C’est un métier très répandu et pourtant peu connu. Il fait partie de ces métiers dont il faut avoir le profil. Car le brocanteur n’est pas un simple passionné d’objets anciens. Il doit aussi avoir un flair particulier pour les bonnes affaires. Mais attention, il ne s’agit pas d’un antiquaire. Rencontre avec un Uzétien.
À Uzès, on l'appelle « Roberto la Brocante ». Car cet homme là est atteint d'une maladie tout particulière depuis plus de dix ans : la brocantemania.
Il ne peut s'empêcher de chercher, chiner, fouiner. Son terrain de chasse : les petites annonces dans les journaux, les déballages professionnels, les ventes aux enchères, les vide-greniers et autres débarras. Parfois, « malheureusement », c'est à la suite d'un décès qu'on l'appelle. Mais là, il parle plus de « service rendu », soit parce que cela permet aux familles de donner une deuxième vie à certains meubles et objets « avec une contre-partie financière bienvenue », soit parce qu'ils n'auraient pas su quoi faire de tout ce qui jonchait le grenier. Et même si rien n'a de valeur, Roberto n'a pas le cœur à ne rien faire. Pour lui, être brocanteur, « c'est un métier de recherche et de passion : ce que je cherche, c'est le côté insolite de l'objet ».
Brocanteur, pas antiquaire
Mais attention à la différence entre brocanteur et antiquaire. « Ce sont deux choses très distinctes, explique-t-il, l'antiquité concerne les objets qui ont au moins un siècle, alors que dans une brocante, les objets ont quelques dizaines d'années tout au plus ». Les brocantes s'adressent à un public plus large, parfois à de petits collectionneurs.
Dans la grande salle voûtée au style ancien, Roberto partage l'espace avec quatre autres brocanteurs. « Chacun a son coin et on se relaie pour tenir la boutique ». Et on y trouve de tout, surtout des objets : de l'horloge à pendule aux vieilles poupées en porcelaine de grand-mère en passant par une armoire d'Uzès, du mobilier style Louis XIV, des poteries et, à l'occasion, des armes. Il précise : « Je ne fais pas de restauration, je mets simplement les objets au propre. Et surtout, je fais la chasse aux reproductions ».

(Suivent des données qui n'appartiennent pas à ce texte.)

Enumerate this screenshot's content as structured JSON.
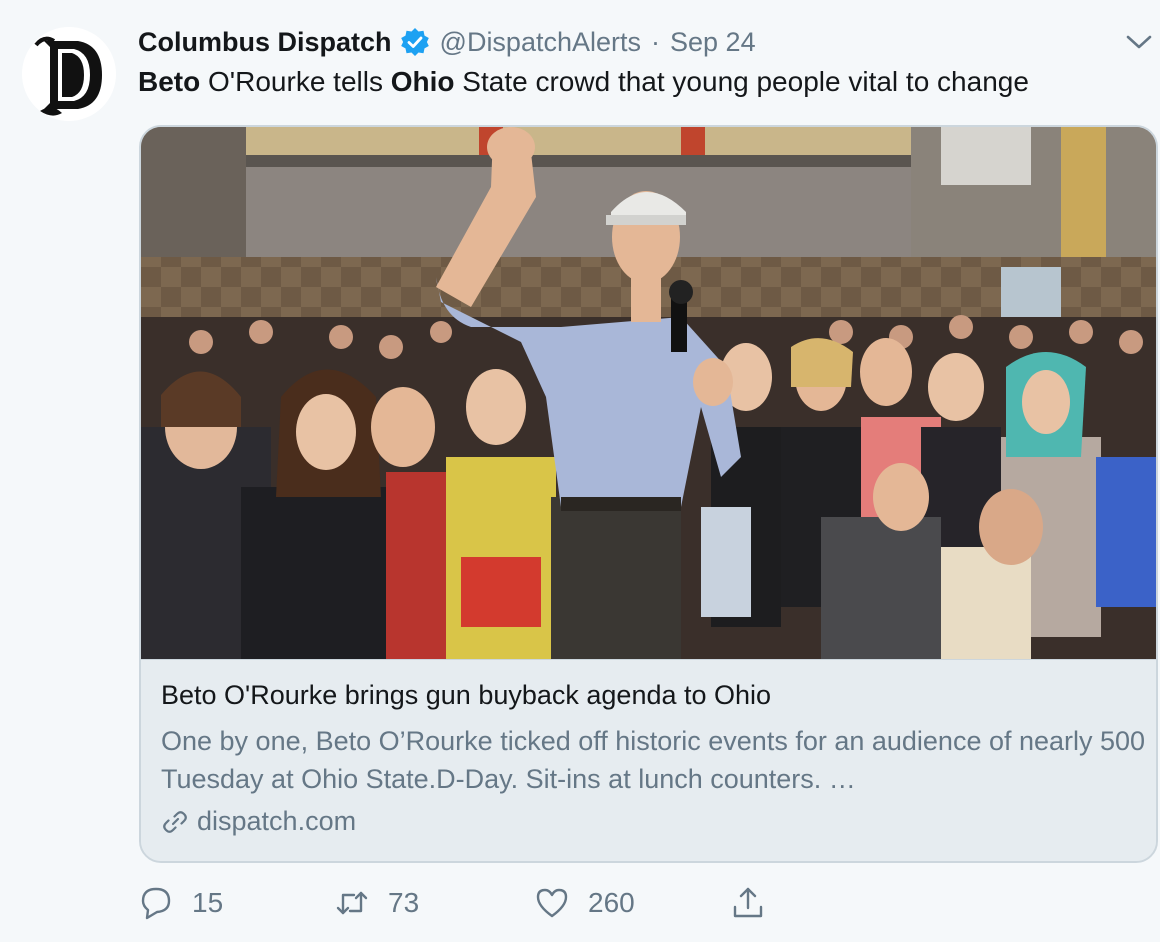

C'est sûr, il faut « se lever tôt pour aller chiner, être travailleur et manuel, mais il faut aussi jouer son rôle de marchand, être honnête et généreux, car ce métier souffre parfois d'une mauvaise réputation », concède-t-il.
L'astuce, pour un brocanteur, est de connaître la tendance du moment pour chiner les bons produits. Pas forcément quelque chose qui a de la valeur - ça, c'est le travail de l'antiquaire - mais quelque chose qui plaît beaucoup. « En ce moment, ce sont tous les meubles et objets de décoration des années 1970 qui reviennent à la mode et sont très recherchés par les clients. Le gros de la demande concerne les meubles peints, le mobilier d'usine, en fer et en bois. Il y a aussi ce qu'on appelle le look « destroy » : ce sont les meubles et objets rouillés ou vieillis. Cela marche très bien, notamment auprès des gens riches », observe-t-il.
Mais en dehors de l'effet de mode, le tout c'est d'avoir « le flair et l'œil pour repérer ce qui se vendra vite ».
Car tout brocanteur qui se respecte est aussi un bon négociateur : « suivant la demande et la tendance, les prix sont évalués et négociables ». Il n'est pas rare que Roberto livre gratuitement ses clients « dans un rayon de 50 km ». Car, dit-il, « c'est très important de pouvoir dire au client : ce soir c'est chez vous ».
Alliant culture et commerce, Roberto la Brocante a réussi. Il marche ainsi dans les pas de son père, ce qu'il n'avait pas prémédité. Mais il « a ça dans le sang », cela ne s'invente pas.
Aurélia Simonin
Formation.- La plupart des brocanteurs se sont formés sur le tas, mais il existe des formations. En continu (intra entreprise) elles s'adressent aux candidats qui ont fait des études affiliées au marché de l'Art. L'Université propose une formation Antiquaire, brocanteur à niveau bac + 2. Il est conseillé dans tous les cas d'avoir un diplôme d'Histoire de l'Art, d'Histoire, de Gestion, d'Économie.